P3 Visualizations
SFFD around USF
Take a Look

Summary

Data and Processing.

Produced by SFOpen Data, the Fire Department Call for Service data set contains fire unit responses to calls in December, 2016. It includes information pertaining to the call type, the exact call date, the neighborhood/district of the call, and more. It essentially contains everything you would want to know about calls for service to the SFFD from December 1st to December 31st, 2016.

Our group, P3, focuses on a subset of the original data. We hope to highlight any alarming or intriguing patterns that occur around the school that we attend every day. Therefore, our data limits its selection to the five neighborhoods/districts closest to the University of San Francisco by modifyin based on the Neighborhoods..District variable. The five closest neighboring districts are Haight/Ashbury, Inner Richmond, PresidioWestern Addition and Lone Mountain/USF.

Within each district, we focus on the time it takes for a call to be responded to by taking the difference between the following two date variables: Response.DtTm and Received.DtTm. Within this dataset, 2.3% of the observations did not have a Response.DtTm value. In order for us to make calculations we refined our dataset by including only those observations where the response times were logged. This data can be observed in the Heat Map below. We also utilize the Call.Type.Group variable which contains the following levels:

  • Potentially Life-Threatening
  • Non Life-Threatening
  • Fire
  • Alarm
  • Our final working dataset contains 4 columns and 2153 rows.

    Visualizations

    Click on a neighborhood to modify the visualizations.





    Small Multiples Bar Graph





    Multiline Chart





    Heat Map

    About the Data

    In-depth overviews of each visualization.

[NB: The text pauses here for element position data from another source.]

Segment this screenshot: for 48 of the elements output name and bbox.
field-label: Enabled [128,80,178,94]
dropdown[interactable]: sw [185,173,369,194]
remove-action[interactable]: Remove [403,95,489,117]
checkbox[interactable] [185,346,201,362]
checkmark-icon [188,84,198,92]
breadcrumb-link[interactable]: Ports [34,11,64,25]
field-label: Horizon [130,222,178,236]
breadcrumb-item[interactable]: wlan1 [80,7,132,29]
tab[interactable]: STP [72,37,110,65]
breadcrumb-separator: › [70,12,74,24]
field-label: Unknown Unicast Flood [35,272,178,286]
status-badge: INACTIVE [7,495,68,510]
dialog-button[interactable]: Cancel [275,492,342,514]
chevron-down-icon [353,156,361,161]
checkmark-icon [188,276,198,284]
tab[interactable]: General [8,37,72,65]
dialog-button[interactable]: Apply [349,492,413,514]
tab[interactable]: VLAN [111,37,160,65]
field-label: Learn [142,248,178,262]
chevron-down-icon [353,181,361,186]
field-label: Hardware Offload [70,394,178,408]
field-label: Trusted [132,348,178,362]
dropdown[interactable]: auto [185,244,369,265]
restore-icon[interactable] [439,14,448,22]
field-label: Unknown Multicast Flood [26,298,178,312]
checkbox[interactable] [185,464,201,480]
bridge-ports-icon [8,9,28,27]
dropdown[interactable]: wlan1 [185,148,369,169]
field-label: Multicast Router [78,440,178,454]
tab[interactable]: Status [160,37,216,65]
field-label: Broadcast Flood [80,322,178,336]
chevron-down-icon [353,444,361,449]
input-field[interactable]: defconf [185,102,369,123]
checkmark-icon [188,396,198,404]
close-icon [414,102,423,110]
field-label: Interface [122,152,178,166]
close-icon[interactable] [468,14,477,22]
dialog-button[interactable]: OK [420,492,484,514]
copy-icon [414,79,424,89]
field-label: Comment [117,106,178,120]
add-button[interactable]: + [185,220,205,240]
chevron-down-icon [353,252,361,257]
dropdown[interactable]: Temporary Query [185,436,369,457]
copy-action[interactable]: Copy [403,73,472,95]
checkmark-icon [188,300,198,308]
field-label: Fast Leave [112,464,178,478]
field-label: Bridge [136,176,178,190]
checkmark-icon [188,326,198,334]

    Small Multiples Bar Graph

    This visualization uses grouped bars to analyze the types of calls that are placed in these specific districts. The types of calls placed are categorized as “Alarms”, “Fire”, “Non Life-Threatening” and “Potentially Life-Threatening”. To distinguish the call types they each are given a different color in the visualization. The bar height measures the percentage of calls for that specific type were placed in the given district. Each district follows a similar trend where “Fire” calls occur the least, followed by “Non Life-Threatening”, “Alarm” and “Potentially Life-Threatening” in that order. The distinguishing district however is Presidio where “Fire” calls are placed the most. This is probably due to their dense tree population, that differs from the rest of San Francisco.

    Multiline Chart

    Using a subset from the San Francisco Fire Department Calls for Service data set, this prototype concentrates on the four flanking neighborhoods that surround the University of San Francisco (Haight Ashbury, Western Addition, Inner Richmond, Presidio) to include USF/Lone Mountain. The graph is a breakdown of the amount of service calls pertaining to "Potientially Life Threatening" and "Non-Life Threatening" events throughout the month of December 2016. Event activity is separated by neighborhood with the bottom of the y-axis representing no activity and the top representing the maximum activity. Likewise with the x-axis; left to right in a linear fashion.

    Heat Map

    Focusing on the the five districts around the University of San Francisco, this prototype highlights the average response time for calls to the SFFD. It calculates average this measure in minutes, subtracting the response time from the received time of each call. Also, the heat map plots these response hour per hour in an everage December day in 2016. Next, the heat map uses a diverging color sequence to encode data. Dark red colors signal slow response times. Light red colors clue quick response times. Overall, it seems that the slowest times occur around 4-6pm, perhaps because the most calls happen in the late afternoon and early evening.



    Check out the prototype dashboard.

    Meet P3

    3 Pinoys + D3 = P3


    Michael Liston

    Michael Liston is Bay Area native, living between San Mateo and San Francisco the majority of his life. After a small stint working for the computer publication PC Magazine, he enlisted in the United States Marine Corps. He currently majors in data science and plans to continue graduate studies at St. Mary's college in business analytics.

    Lance Fernando

    Lance Fernando is a junior majoring in Data Science with a concentration in computational analytics. When he is not diving deep into data or messing around on Kaggle, Lance enjoys playing music and cycling. After graduation, he hopes to get accepted into the Master of Science in Analytics program at USF to continue his studies in Data Science.

    David Katz

    David Katz is a junior computer science major and music minor at the University of San Francisco. In his spare time, he teaches people how to program in his online coding tutorials. One day, he hopes to start his own tech education company. Please reach out and connect with him. Visit his website to find more about his online courses, or click the icons below!

    Contributions:

    Michael created the Multiline chart and significantly refined the dataset. Lance created the Small Multiples Bar Graph, reduced key parts of the dataset, and created content for the website. Finally, David created the Heat Map and compiled the visualizations into this website.